Dans certains cas, la maman ou le papa vont réussir à peine à arracher à l'enfant quelques mots sur les activités à la classe durant la journée. Ce n'est pas du tout grave. Il faut savoir que l'école sera l'équivalent d'un jardin secret où l'enfant vivra bon nombre d'expériences dont les parents ne sauront pas tous les détails. Pour compenser la séparation, il faut consacrer quotidiennement un maximum de temps à l'enfant qui sera convaincu que l'école ne change à l'attachement des parents. L'école ne sera pas perçue dès lors comme un lieu qui le prive de bons moments en famille. S'il pleure un peu les premiers matins, inutile de s'inquiéter. Chaque enfant réagit différemment. Dans la plupart des cas, le plaisir d'aller à l'école augmente à mesure que se créent des liens de camaraderie. Il est également possible qu'il exprime son trouble autrement : difficultés alimentaires, énurésie (troubles urinaires), etc. Cette situation devrait se normaliser rapidement.
En revanche, s'il continue de vivre la séparation comme un déchirement, si sa maîtresse vous informe qu'il est triste, qu'il n'a pas de copains... n'hésitez pas à consulter un spécialiste. Bien évidemment, cela ne veut pas dire que l'enfant souffre d'un grave problème. L'intervention d'un spécialiste se limitera simplement à accompagner l'enfant pendant une période pour l'aider à mieux affronter cette étape décisive de sa vie.
Repères
Quelques conseils
Les enfants ont passé leurs vacances d'été à s'amuser, à vivre selon leur propre rythme. Ils devraient rencontrer une certaine difficulté à renouer avec les contraintes si bien évidemment ils n'ont pas été bien préparés pour la rentrée. Pour les aider à passer ce cap, les parents devront être plus disponibles que d'habitude.
Nouveaux horaires : Après les grasses matinées et les soirées estivales, l'enfant a besoin de retrouver le rythme de l'école. Quelques jours avant la rentrée, il faut avancer son heure du coucher et celle de son lever.
Préparation
psychique : Dans les jours qui précèdent le jour "J", il serait bien de parler avec l'enfant de l'école et lui expliquer pourquoi il y va.

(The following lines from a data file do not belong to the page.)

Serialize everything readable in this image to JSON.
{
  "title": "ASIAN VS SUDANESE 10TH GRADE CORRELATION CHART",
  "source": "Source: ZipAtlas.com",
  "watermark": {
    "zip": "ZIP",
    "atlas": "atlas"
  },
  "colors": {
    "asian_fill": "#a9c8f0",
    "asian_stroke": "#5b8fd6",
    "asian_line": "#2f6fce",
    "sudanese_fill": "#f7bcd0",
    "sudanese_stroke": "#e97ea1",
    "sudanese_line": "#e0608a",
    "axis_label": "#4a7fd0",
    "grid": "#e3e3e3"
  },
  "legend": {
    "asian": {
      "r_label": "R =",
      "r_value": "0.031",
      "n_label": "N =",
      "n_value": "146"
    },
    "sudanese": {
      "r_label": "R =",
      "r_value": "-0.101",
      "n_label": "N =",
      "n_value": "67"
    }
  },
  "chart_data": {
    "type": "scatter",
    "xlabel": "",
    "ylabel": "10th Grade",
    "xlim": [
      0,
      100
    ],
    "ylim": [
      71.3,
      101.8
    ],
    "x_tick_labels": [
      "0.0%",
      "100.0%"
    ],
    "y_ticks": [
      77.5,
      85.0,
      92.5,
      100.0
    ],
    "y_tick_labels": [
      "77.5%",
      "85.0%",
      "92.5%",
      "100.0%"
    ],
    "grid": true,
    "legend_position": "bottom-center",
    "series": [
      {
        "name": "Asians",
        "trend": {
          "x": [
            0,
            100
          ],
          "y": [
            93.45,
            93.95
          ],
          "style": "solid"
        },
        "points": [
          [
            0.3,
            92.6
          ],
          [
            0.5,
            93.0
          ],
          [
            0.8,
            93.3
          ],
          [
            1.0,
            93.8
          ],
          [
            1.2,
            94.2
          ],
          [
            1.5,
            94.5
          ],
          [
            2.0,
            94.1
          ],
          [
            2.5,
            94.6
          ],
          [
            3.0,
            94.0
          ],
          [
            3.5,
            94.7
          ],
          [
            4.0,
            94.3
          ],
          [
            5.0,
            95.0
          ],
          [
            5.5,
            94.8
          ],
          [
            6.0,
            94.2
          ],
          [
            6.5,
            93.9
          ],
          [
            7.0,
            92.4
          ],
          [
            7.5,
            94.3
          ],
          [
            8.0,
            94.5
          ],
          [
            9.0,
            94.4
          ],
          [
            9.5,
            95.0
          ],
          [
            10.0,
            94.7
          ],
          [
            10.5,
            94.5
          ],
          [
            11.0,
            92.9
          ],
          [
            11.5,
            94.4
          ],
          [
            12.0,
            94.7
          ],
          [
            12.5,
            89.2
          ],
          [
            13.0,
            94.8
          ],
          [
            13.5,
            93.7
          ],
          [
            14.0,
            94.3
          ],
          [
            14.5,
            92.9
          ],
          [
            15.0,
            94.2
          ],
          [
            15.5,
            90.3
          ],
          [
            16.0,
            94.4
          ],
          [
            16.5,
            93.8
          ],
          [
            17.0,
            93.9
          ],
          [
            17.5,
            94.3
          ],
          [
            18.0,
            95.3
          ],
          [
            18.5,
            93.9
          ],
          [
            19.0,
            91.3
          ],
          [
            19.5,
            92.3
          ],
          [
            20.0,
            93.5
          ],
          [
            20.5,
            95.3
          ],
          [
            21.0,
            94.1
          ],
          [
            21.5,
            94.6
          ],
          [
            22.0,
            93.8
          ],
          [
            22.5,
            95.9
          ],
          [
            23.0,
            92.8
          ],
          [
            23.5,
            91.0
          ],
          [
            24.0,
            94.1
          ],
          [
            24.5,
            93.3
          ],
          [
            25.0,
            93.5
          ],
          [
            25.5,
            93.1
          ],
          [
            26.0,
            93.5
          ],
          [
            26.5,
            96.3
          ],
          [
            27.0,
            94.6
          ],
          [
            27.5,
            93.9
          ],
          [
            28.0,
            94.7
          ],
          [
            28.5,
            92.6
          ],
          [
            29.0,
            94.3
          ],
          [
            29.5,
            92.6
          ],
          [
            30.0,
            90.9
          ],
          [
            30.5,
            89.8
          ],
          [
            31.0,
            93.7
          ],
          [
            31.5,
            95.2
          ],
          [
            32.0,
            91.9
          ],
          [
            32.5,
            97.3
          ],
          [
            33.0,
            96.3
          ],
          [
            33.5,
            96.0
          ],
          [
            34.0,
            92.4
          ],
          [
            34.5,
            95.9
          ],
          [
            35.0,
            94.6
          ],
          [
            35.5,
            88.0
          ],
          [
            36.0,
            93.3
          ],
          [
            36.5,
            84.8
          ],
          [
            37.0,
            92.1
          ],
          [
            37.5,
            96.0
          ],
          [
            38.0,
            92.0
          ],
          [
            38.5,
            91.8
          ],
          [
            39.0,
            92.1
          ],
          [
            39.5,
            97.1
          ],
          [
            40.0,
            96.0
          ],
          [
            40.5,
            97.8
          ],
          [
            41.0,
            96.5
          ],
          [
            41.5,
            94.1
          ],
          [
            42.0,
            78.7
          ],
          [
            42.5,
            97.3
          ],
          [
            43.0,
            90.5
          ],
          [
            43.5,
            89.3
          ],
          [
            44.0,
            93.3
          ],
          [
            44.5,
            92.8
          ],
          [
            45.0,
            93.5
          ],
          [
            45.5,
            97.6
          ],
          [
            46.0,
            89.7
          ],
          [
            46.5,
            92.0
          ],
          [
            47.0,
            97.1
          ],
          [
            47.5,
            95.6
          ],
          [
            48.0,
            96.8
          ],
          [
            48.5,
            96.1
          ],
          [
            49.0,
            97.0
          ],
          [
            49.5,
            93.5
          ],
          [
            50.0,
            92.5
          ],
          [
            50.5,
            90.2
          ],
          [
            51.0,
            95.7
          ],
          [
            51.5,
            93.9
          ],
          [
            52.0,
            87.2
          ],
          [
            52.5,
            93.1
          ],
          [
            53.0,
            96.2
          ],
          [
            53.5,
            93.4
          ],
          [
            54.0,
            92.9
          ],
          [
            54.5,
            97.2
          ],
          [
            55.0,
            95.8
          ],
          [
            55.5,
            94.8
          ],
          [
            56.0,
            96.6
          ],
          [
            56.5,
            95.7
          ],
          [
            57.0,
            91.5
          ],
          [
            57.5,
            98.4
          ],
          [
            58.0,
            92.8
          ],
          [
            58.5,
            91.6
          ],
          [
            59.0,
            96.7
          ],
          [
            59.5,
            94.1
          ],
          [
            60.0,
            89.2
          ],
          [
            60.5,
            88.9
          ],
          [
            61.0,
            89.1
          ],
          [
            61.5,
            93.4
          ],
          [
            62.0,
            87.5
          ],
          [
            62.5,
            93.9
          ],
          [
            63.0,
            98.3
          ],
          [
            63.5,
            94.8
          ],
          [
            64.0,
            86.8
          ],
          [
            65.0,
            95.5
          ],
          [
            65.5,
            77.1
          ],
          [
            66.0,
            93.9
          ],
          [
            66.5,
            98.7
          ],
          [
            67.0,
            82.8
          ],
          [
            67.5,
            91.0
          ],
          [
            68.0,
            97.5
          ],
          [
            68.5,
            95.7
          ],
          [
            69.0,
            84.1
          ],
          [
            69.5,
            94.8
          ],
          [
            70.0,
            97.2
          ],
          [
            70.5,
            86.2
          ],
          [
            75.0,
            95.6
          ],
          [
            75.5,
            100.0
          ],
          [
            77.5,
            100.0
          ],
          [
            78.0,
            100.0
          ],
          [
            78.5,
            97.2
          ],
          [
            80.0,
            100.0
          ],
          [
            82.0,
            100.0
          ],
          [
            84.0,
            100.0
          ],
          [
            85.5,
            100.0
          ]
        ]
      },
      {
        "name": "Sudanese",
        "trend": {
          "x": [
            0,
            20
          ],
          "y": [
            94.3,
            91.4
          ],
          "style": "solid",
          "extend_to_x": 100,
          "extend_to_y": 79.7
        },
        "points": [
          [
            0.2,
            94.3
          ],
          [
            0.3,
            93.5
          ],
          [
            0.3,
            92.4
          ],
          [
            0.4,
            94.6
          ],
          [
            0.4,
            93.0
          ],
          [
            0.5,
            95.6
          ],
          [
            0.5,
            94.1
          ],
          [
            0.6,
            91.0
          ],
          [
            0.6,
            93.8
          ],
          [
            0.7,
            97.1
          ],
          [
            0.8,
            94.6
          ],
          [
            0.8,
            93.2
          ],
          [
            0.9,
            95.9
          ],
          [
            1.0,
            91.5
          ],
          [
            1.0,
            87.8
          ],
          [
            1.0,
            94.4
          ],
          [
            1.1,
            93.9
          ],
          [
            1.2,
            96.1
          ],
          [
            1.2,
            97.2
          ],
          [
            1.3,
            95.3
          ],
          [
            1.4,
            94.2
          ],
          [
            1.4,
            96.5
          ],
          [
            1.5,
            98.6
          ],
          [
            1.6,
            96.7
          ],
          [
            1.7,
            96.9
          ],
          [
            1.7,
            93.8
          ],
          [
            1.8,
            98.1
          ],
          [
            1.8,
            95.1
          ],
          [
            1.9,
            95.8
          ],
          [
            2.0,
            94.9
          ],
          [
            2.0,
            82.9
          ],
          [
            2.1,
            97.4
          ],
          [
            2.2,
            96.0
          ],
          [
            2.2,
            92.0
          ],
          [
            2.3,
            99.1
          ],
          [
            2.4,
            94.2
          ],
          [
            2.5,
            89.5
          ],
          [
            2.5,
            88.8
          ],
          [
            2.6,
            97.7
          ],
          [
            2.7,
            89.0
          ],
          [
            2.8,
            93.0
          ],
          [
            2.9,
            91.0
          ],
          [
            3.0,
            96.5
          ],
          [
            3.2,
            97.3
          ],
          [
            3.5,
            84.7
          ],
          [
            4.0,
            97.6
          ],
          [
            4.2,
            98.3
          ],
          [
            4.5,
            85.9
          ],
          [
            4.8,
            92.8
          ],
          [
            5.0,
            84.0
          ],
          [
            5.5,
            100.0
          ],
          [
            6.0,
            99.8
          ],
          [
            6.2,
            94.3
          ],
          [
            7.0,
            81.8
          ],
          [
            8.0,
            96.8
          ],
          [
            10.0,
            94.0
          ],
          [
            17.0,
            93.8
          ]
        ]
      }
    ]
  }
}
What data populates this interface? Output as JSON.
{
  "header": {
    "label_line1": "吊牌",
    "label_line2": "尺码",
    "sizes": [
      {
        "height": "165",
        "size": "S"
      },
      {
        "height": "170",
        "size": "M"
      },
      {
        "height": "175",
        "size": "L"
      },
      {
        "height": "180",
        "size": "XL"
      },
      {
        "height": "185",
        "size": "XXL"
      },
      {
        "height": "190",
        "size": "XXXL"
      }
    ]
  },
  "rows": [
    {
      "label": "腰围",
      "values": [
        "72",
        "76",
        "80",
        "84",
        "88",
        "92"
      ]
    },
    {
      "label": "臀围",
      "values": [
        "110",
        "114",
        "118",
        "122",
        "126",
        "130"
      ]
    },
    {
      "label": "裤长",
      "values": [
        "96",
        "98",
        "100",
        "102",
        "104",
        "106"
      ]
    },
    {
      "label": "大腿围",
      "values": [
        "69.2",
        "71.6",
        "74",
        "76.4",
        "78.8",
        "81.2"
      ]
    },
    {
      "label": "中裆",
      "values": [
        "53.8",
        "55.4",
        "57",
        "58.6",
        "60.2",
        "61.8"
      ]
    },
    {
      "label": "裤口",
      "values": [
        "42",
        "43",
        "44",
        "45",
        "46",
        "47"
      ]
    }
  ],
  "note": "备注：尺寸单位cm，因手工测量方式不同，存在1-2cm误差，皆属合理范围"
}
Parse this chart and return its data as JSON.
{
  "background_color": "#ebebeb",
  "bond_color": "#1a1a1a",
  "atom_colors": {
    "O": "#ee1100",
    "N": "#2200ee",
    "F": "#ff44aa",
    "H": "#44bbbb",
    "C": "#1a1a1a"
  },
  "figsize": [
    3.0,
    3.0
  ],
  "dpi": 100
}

L'argumentaire du papa ou de la maman devra s'adapter au caractère et à l'âge de l'enfant.
Assurance : Lorsque vous parlez à l'enfant de la rentrée, il manifeste des signaux d'angoisse. Pas de panique, rien de plus normal dans ce genre de situation. Il va falloir juste le rassurer. Dites-lui alors que vous comprenez ses angoisses car il va changer de maîtresse, de classe… et qu'à son âge vous aviez vous aussi quelques appréhensions les jours de la rentrée.
Autonomie : Le manque d'autonomie peut créer un véritable stress. Pour le faire éviter, il faut apprendre à l'enfant à se déshabiller et à se rhabiller tout seul par exemple.
Changement d'école : il ne faut pas attendre le jour «J» pour présenter à l'enfant sa nouvelle école. Rien de plus.
Angoissant qu'un lieu sans repère. Pour le familiariser avec l'endroit, faites plusieurs fois le trajet avec lui avant la rentrée tout en lui parlant de sa nouvelle école.